Pollard points out that what is most impressive about Mosolova is how she adapted so quickly to the team concept. In Russia, players are used to competing for themselves and in American college tennis, the fall season is the individual portion of the year. Mosolova was shocked to hear there was anything but team tennis here when she arrived in the States.
"When I first came here, I didn't know there were individual rankings," she said. "Claire told me I was going to be ranked high after the fall season and I asked why?"
The team concept has long been the secret to success in Evanston as Pollard has not allowed her players to feel content with earning a scholarship to play collegiately. She wants her players to compete beyond the college level, which is certainly something Mosolova will try to do down the road.
You can tell that the Wildcat freshman has bought into the system by the way she downplays her postseason conference accolades. She is much more focused on the team's efforts and points out that as the top-ranked team heading into NCAA play, several teams will be playing them with nothing to lose.
"Being ranked number one gives you confidence, but it also gives you a lot of pressure," she said.
This season Mosolova has impressed the team and the coaching staff with her unshakable will to win. Pollard refers to her top player as "so darn solid" and notes that her commitment and dedication to winning as made her one of the top threats in the country.
"She'll look across the other side of the net and it's like she asks her opponent, 'How hard do you want to work today?' She will take a few games to evaluate the girl and then outwork her," Pollard said. "She presents a work ethic that makes most girls not want to go the distance with her. It's a very powerful message."
But Pollard admits that she has also had to deliver a message of her own to Mosolova earlier in the season. Back in the fall, Mosolova was having a difficult time keeping her emotions in check and often bouncing her racket off the court in disgust. It was a move that may have been accepted in Russia, but not in Evanston.
"I was really too emotional," Mosolova said. "That's just the way it used to be like at home."

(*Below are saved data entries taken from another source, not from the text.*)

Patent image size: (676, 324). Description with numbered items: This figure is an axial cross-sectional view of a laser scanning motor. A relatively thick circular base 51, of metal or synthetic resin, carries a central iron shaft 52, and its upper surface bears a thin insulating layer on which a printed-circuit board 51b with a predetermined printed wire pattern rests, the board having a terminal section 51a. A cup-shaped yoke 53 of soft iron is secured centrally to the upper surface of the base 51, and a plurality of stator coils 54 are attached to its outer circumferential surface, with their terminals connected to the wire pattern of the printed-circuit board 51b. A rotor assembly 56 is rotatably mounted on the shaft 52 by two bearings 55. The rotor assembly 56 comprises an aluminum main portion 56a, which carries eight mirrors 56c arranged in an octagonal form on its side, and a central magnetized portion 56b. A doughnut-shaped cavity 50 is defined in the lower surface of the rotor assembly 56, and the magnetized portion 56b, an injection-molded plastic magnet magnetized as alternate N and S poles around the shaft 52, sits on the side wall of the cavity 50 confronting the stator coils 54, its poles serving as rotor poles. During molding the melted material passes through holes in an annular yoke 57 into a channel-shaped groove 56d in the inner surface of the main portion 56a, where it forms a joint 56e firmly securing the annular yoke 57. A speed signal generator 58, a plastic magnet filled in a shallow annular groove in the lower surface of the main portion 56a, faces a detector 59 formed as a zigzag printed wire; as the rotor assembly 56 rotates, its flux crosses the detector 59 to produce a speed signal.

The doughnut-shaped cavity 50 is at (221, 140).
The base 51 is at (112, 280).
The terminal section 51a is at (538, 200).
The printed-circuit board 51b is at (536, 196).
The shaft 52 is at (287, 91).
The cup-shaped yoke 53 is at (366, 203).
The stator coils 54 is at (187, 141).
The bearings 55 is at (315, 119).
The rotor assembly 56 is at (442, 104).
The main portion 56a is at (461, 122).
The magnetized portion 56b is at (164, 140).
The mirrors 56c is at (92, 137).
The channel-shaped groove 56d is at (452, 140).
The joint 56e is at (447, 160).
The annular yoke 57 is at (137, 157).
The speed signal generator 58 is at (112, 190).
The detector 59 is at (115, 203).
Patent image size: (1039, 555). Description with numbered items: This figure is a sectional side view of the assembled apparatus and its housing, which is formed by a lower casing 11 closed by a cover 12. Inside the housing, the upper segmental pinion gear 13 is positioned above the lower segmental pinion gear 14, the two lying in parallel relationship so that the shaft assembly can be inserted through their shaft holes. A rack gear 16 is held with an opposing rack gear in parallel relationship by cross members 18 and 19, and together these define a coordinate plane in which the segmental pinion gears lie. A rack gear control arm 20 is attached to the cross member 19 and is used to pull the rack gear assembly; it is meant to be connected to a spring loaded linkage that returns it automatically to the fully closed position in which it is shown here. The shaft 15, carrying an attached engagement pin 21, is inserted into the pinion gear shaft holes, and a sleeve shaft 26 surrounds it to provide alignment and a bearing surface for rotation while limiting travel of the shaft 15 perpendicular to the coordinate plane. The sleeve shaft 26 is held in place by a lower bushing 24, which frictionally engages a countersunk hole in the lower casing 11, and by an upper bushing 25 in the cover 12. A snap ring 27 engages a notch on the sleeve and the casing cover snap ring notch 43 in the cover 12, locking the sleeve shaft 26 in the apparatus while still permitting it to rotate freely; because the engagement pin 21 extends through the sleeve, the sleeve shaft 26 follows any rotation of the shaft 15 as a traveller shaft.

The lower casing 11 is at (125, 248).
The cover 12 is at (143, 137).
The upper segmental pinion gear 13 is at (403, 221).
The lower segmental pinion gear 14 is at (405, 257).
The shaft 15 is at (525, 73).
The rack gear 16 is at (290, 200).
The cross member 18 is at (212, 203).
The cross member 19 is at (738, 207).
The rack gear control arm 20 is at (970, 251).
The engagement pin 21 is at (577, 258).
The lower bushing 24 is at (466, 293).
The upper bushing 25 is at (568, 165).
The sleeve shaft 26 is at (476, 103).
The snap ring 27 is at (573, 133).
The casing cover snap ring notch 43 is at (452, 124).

Pollard made her freshman know that if she saw her bounce a racket again, the entire team would run.
Message delivered, and understood.
"I was incredibly impressed with her ability to accept that responsibility and not wanting to let her team down," Pollard said.
The NU coach points out that the squad has also helped their teammate stay in control on the court throughout the season. Remembering back to her research on Mosolova, Pollard said that she saw some irregularities in her matches that she chalked up to mental lapses.
But all of those things are in the past. There are very few lapses nowadays as Mosolova as shown just how dominant of a player she can be on the collegiate tennis scene. Her sole focus now is helping the top-ranked Wildcats win a national championship.
Regardless of the outcome, the 2008 campaign as undoubtedly been an impressive start to Mosolova's career in Evanston.
"I think this has been a great experience for me," she said. "There have been lots of changes for me from being so far away from home and I still have a lot of work to do."
Pollard says that is proof of the work ethic and dedication her talented freshman displays.
"I think Maria is striving to see how far tennis can take her and using college as a vehicle for that."
A path, like the young Russian's English, is easy for Pollard to understand.